Percussion is divided into two types: ‘tuned percussion’ and ‘untuned percussion’. The first type includes instruments that produce identifiable pitches, such as the xylophone, glockenspiel, tubular bells and timpani (kettle drums). The second type includes drums such as the snare drum and bass drum, as well as cymbals, triangle and castanets. But there are so many wonderful percussion instruments from all over the world. Here you will hear a range of them played by top solo percussionist, Evelyn Glennie, as well as a Gamelan (an Indonesian gong orchestra).

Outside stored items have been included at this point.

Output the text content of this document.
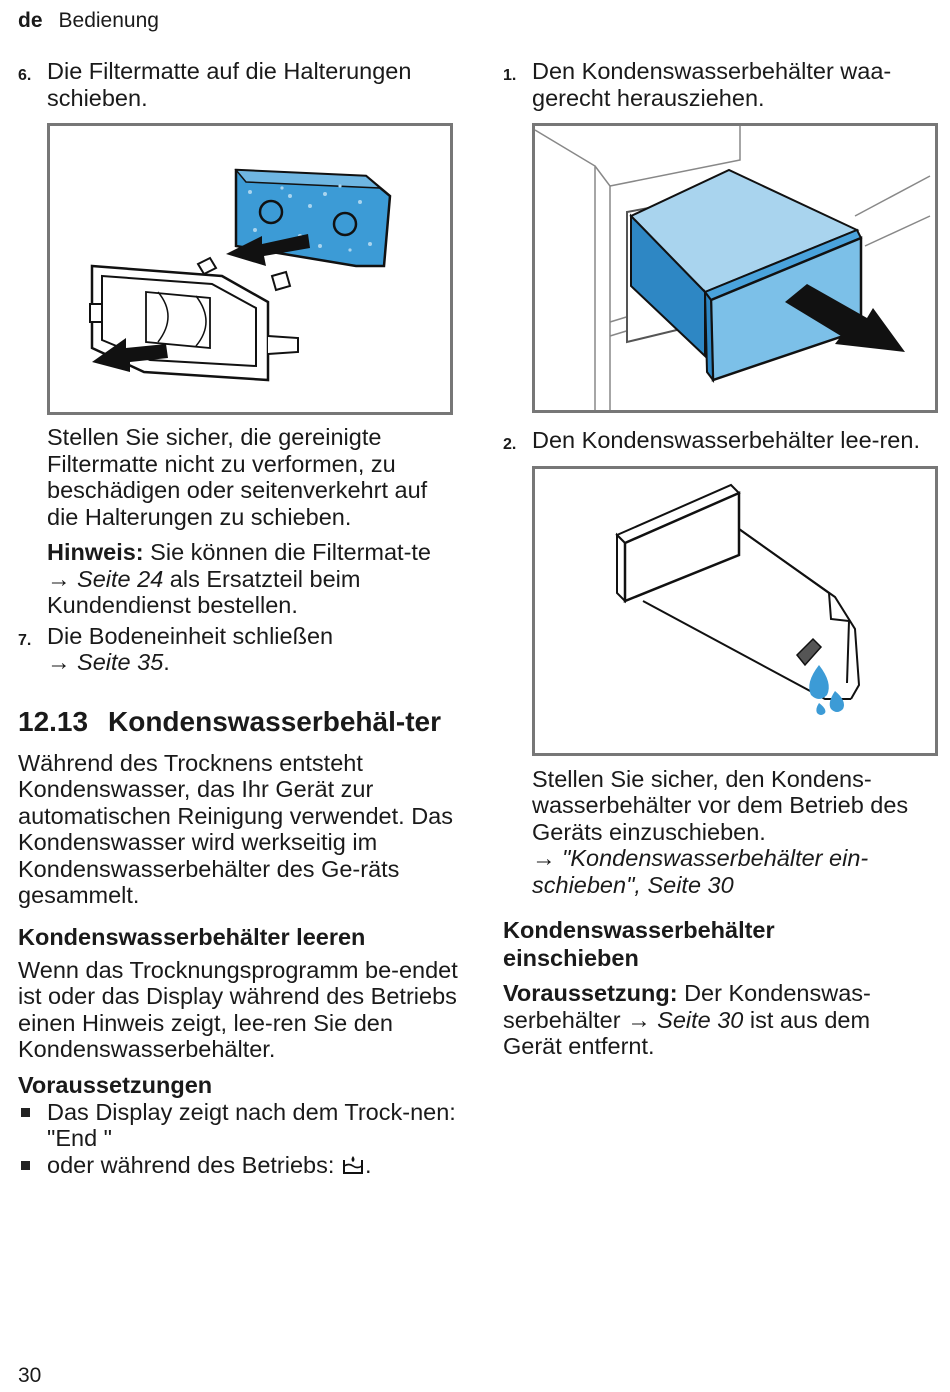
de Bedienung
6. Die Filtermatte auf die Halterungen schieben.

Stellen Sie sicher, die gereinigte Filtermatte nicht zu verformen, zu beschädigen oder seitenverkehrt auf die Halterungen zu schieben.

Hinweis: Sie können die Filtermat-te → Seite 24 als Ersatzteil beim Kundendienst bestellen.

7. Die Bodeneinheit schließen
→ Seite 35.
12.13 Kondenswasserbehäl-ter

Während des Trocknens entsteht Kondenswasser, das Ihr Gerät zur automatischen Reinigung verwendet. Das Kondenswasser wird werkseitig im Kondenswasserbehälter des Ge-räts gesammelt.

Kondenswasserbehälter leeren

Wenn das Trocknungsprogramm be-endet ist oder das Display während des Betriebs einen Hinweis zeigt, lee-ren Sie den Kondenswasserbehälter.

Voraussetzungen
Das Display zeigt nach dem Trock-nen: "End "
oder während des Betriebs: .
1. Den Kondenswasserbehälter waa-gerecht herausziehen.
2. Den Kondenswasserbehälter lee-ren.

Stellen Sie sicher, den Kondens-wasserbehälter vor dem Betrieb des Geräts einzuschieben.
→ "Kondenswasserbehälter ein-schieben", Seite 30

Kondenswasserbehälter einschieben

Voraussetzung: Der Kondenswas-serbehälter → Seite 30 ist aus dem Gerät entfernt.

30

Gamelan is a collection of (mainly) percussion instruments that is a central part of Indonesian culture. These orchestras make wonderful music on the islands of Java and Bali, and consist of different instruments made mostly from metals such as bronze. Alongside a range of gongs of various sizes, there are ‘metallophones’ (an instrument with tuned metal bars, hit with a mallet), a drum called the kendang and sometimes singers and dancers.

With its carved, painted wood and gorgeous gongs, a gamelan is a very beautiful thing to look at. And to listen to as well. This recording is made by a group of players in England, the Gloucestershire Community Gamelan Players. The instruments they are playing were made especially for them in Java in 2003.

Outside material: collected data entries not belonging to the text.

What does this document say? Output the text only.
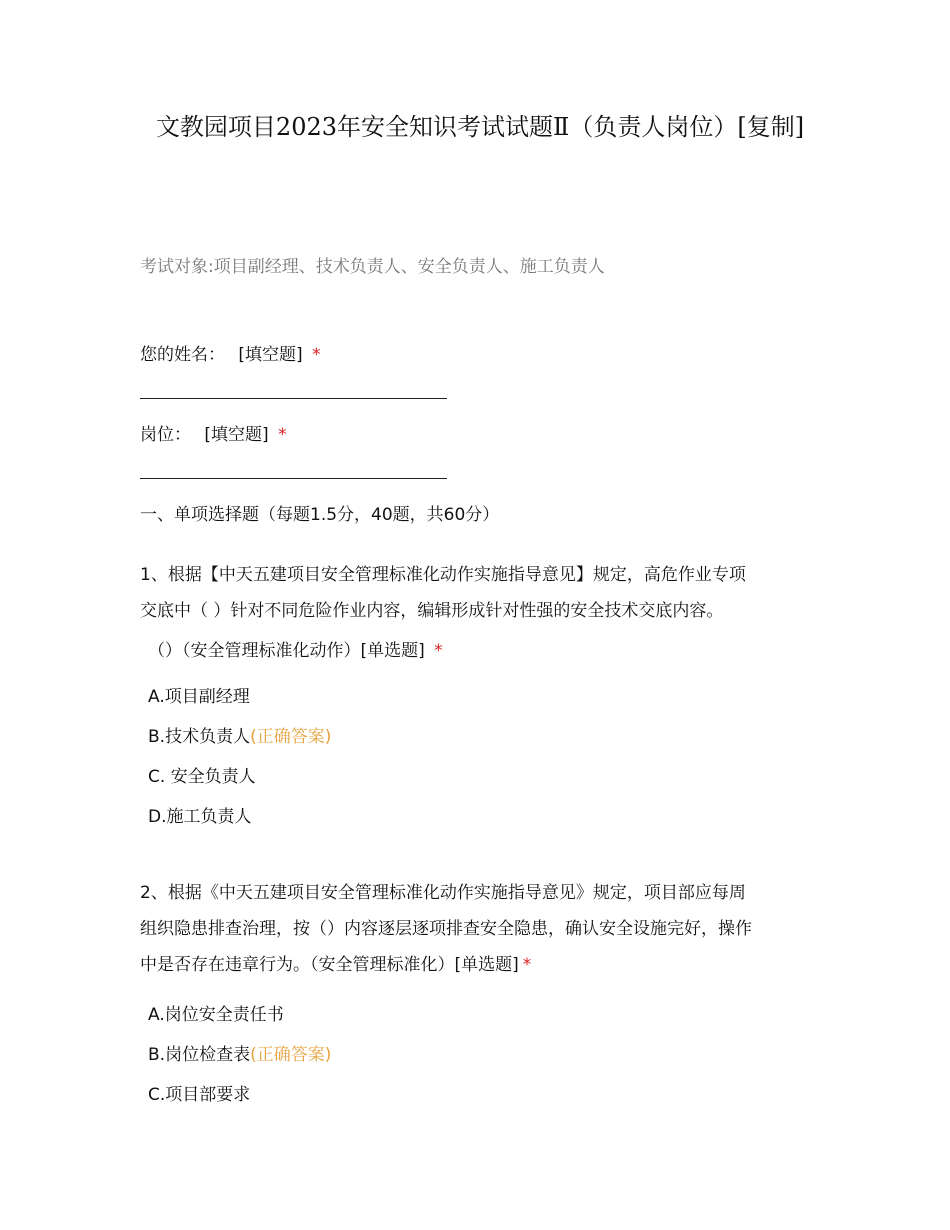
文教园项目2023年安全知识考试试题Ⅱ（负责人岗位）[复制]
考试对象:项目副经理、技术负责人、安全负责人、施工负责人
您的姓名： [填空题] *
岗位： [填空题] *
一、单项选择题（每题1.5分，40题，共60分）
1、根据【中天五建项目安全管理标准化动作实施指导意见】规定，高危作业专项
交底中（ ）针对不同危险作业内容，编辑形成针对性强的安全技术交底内容。
（）（安全管理标准化动作）[单选题] *
A.项目副经理
B.技术负责人(正确答案)
C. 安全负责人
D.施工负责人
2、根据《中天五建项目安全管理标准化动作实施指导意见》规定，项目部应每周
组织隐患排查治理，按（）内容逐层逐项排查安全隐患，确认安全设施完好，操作
中是否存在违章行为。（安全管理标准化）[单选题] *
A.岗位安全责任书
B.岗位检查表(正确答案)
C.项目部要求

Dame Evelyn Glennie is the first person in history to successfully create and sustain a full-time career as a solo percussionist, performing worldwide with the greatest conductors, orchestras and artists. She was the first percussionist to perform a concerto at the BBC Proms at the Royal Albert Hall in 1992, and she had the honour of a leading role in the Opening Ceremony of the London 2012 Olympic Games. More than 200 composers have written pieces especially for this unique Scottish musician with over 80 international awards to date, including the Polar Music Prize and the Companion of Honour. 

Evelyn became profoundly deaf at the age of 12, and has trained herself to hear in different ways through vibrations in her body. As she has said, “Losing my hearing made me a better listener.”

In this fascinating improvisation, Evelyn plays a wide range of percussion instruments, some ‘tuned’ (those with identifiable pitches) and some ‘untuned’. Evelyn has a massive collection of percussion instruments – more than 2,000 of them!